The order of relative importance of fixed predictors in GLMMs is determined by their individual marginal R2. However, when the number of predictors (P) increases, the number of fractions including part and shared R2 increases (2P − 1 fractions) exponentially, which will result in an exponentially increased calculation volume with the increase in the number of predictors (Lai et al. 2022).
PACKAGE DESCRIPTION
The glmm.hp package is written in the language R (R Core Team 2021) and can be installed from the Comprehensive R Archive Network (http://cran.r-project.org/web/packages/glmm.hp/) or Github (https://github.com/laijiangshan/glmm.hp). The package contains one key homonymous function: glmm.hp() which computes the individual marginal R2 of each fixed predictor in GLMMs. There are four internal functions to support the glmm.hp function: creatbin(), genList(), GMI() and odd(). The manual of the internal functions can be found in its document. A S3method function plot.glmmhp() can be used to generate a bar chart of the each predictor based on the output of glmm.hp() via ggplot2 package (Wickham 2016).
The glmm.hp() function depends on r.squaredGLMM() in the MuMIn package (Bartoń 2022), which is used to calculate the marginal R2 of GLMMs. The glmm.hp() function only has one argument: mod, i.e. a fitted (generalized) linear mixed model, which comes from package the lme4 (Bates et al. 2015) and nlme (Pinheiro et al. 2020).
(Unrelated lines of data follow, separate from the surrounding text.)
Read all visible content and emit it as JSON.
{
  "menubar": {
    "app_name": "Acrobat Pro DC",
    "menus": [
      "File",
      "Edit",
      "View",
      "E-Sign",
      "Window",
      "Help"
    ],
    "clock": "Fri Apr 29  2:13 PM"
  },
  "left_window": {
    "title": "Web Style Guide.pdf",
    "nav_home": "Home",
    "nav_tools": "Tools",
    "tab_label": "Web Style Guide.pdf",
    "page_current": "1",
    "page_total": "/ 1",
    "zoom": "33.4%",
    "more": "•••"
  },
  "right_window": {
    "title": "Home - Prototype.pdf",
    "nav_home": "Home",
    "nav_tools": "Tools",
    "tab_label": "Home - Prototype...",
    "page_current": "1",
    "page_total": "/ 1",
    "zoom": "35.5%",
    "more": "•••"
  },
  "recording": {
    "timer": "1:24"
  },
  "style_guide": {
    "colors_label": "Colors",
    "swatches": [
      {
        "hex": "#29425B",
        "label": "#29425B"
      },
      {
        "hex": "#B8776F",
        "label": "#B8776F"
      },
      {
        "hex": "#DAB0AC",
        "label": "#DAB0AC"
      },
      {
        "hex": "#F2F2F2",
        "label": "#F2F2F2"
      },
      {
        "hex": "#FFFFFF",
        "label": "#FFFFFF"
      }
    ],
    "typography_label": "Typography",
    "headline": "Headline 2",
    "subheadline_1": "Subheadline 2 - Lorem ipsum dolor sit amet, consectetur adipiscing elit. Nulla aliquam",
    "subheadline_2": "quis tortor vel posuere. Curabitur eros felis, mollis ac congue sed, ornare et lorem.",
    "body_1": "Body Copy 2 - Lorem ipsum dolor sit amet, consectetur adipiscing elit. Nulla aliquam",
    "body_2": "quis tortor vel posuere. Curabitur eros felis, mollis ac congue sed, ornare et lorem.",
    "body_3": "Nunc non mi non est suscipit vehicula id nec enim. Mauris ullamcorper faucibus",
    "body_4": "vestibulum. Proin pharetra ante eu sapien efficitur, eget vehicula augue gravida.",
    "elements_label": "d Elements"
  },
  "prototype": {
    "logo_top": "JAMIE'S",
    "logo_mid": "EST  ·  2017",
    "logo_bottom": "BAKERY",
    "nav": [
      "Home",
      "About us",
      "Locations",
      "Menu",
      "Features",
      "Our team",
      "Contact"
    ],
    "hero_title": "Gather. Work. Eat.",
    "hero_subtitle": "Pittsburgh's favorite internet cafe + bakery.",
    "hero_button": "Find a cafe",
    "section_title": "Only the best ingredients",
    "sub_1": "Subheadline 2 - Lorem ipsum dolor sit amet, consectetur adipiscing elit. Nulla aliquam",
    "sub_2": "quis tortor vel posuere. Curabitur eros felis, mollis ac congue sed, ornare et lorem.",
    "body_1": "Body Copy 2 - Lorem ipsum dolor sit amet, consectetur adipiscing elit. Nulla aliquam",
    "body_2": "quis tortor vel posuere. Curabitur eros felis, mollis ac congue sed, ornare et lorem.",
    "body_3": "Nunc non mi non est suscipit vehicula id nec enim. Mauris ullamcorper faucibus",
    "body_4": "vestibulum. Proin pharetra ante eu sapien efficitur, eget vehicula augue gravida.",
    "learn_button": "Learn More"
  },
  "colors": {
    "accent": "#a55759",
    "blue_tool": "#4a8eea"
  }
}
The workflow of the glmm.hp() function is: (i) extracting the original dataset and formula from the mod; (ii) extracting names of predictors (i.e. fixed effect variables) from the formula and (iii) calculating the individual marginal R2 for each fixed predictor by unique (i.e. part R2) and the shared marginal R2 from the commonality analysis. The function glmm.hp() can work without constraining the data distribution once r.squaredGLMM() can correctly work with mod and return the marginal R2 of the model. For non-Gaussian models, r.squaredGLMM() can return different types of marginal R2 depending on the methods used to derive the variance at the observation level, e.g. ‘theoretical’ and ‘delta’ in the binomial distribution (Nakagawa et al. 2017). The function glmm.hp() reports the partitioning of all types of marginal R2 (see Supplementary Appendix). Handling data containing missing values can be problematic in glmm.hp and rows with missing values will be removed automatically. The function glmm.hp() returns a ‘glmmhp’ class object. Models with interaction terms are not allowed in glmm.hp(). However, if both of the interaction variables are continuous variables, one can use their product (i.e. their interaction term) as a new predictor and insert it into the original model.
A WORKING EXAMPLE
Here, we illustrate functionalities of glmm.hp() for the Gaussian distribution using a simulated dataset on grassland biodiversity and biomass that are available in the partR2 package (Stoffel et al. 2021). The dataset contains 200 cases and 11 variables, and we use the first six variables (Biomass, Year, Temperature, Precipitation, SpeciesDiversity and Population). The data simulate a scenario that 20 invertebrate species are sampled once a year for 10 consecutive years, with species diversity and biomass are calculated. Temperature and precipitation corresponding to each sample are recorded. A linear mixed effect model is used to evaluate the response of invertebrate biomass to invertebrate diversity, sampling year, sampling temperature and precipitation. As the relationship between response variables and predictors may differ for different invertebrate species, species is set as the random effect. Considering the potential correlation between explanatory variables (e.g. temperature and precipitation), hereafter we demonstrate how to use glmm.hp() to compute the individual marginal R2 taking the shared fractions into account.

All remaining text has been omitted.